Zaten Hıristiyanların çoğu dinlerine o kadar düşkün ve bağlı değiller.
Bunun için onlarla dost olmamız,
Sırf medeniyet ve tekniklerini beğenerek almak isteyişimizdendir.
Ayrıca her dünya saadetinin aslı ve esası olan
Emniyet ve asayişi muhafaza ve koruma ihtiyacındandır.
İşte bu maksatlarla onlarla kurulacak dostluğu
Kur’an kesinlikle yasaklamıyor.
Gerçek şu ki, yukarıdan beri cevabı verilen bu soru;
Bugün de soruluyor.
Kimi vatandaşlar bu ayetten ötürü,
Hıristiyan ve Yahudilerle olan münasebetlere akıl erdiremiyor.
Tuhaf karşılıyor.
Bir mana veremiyor.
Bu yüzden baştakilere biraz da dudak büküyor.
Onlara soğuk bakıyor.
Kendisinden uzak biliyor.
Yanlış davrandıklarına kaani oluyor.
Onlara karşı güveni sarsılıyor.
Devlet-vatandaş arasında soğuk rüzgârlar esiyor.
Oysa Asr-ı Saadet Tarihi’ne baktığımızda,
Peygamber Efendimizin devlet başkanı olarak
Medine’deki uygulamalarına göz attığımızda;
Bizi doğrultacak, yanlış algılarımızı giderecek
Somut siyaset uygulamaları görürüz.
Nitekim her türlü tereddüt ve acabaları giderecek yaklaşımı
Ve önemli bakış açısını;
Ayet taşıdığı ince manasıyla önümüze seriyor.
Nitekim hâlen Nato’da oluşumuz.
Hıristiyan devletlerin yanında yer almamız.
Dinsizliği şiar edinmiş,
Allah’a savaş açmış bir devlete karşı
Hıristiyanların safına katılışımız,
Bu mananın bugünkü somut örneğidir.
Kaldı ki, aynı Blok içinde bulunmaktayız.
Ama bu bulunuş,
Dinlerini benimsediğimiz için değil şüphesiz.
Kaldı ki bugün Batı; Hıristiyan olmakla beraber,
Haçlı Seferleri zamanındaki gibi
Katı bir taassubun zebunu değil.
O günlere göre çok yumuşamış,
Papazların koyu birer İslâm düşmanı oluşlarından,
Nispeten uzaklaşmıştır.
İslâm kaynaklarıyla bizzat yüz yüze geldikçe,
İslâm’a bakışlarında görülür bir müspet değişme, kendini belli eder olmuştur.
Nitekim Batılı insanın; İslâm’a doğru bir meyil içinde olacakları ve hatta oldukları da bir gerçektir.

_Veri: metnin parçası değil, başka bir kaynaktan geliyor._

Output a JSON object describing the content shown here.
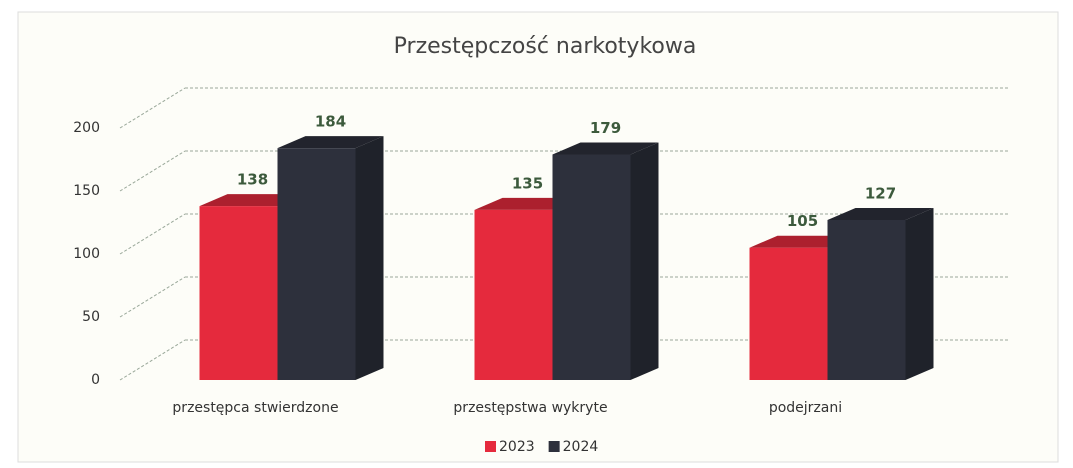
{
  "chart_data": {
    "type": "bar3d",
    "title": "Przestępczość narkotykowa",
    "categories": [
      "przestępca stwierdzone",
      "przestępstwa wykryte",
      "podejrzani"
    ],
    "series": [
      {
        "name": "2023",
        "color": "#e52a3d",
        "values": [
          138,
          135,
          105
        ]
      },
      {
        "name": "2024",
        "color": "#2d303c",
        "values": [
          184,
          179,
          127
        ]
      }
    ],
    "ylim": [
      0,
      200
    ],
    "yticks": [
      0,
      50,
      100,
      150,
      200
    ],
    "grid": true,
    "legend": "bottom"
  }
}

Bu bakımdan, bizler de onlara bakışımızı değiştirmemiz gerek. Onlara hisden uzak, akılcı bir yaklaşımla yaklaşmamız lâzım. Tabii, Batılı Devletlerin Türkiye Cumhuriyeti Devleti hakkında besledikleri, ikiyüzlü gayri samimi, resmî tutum ve davranışları ayrı bir konu.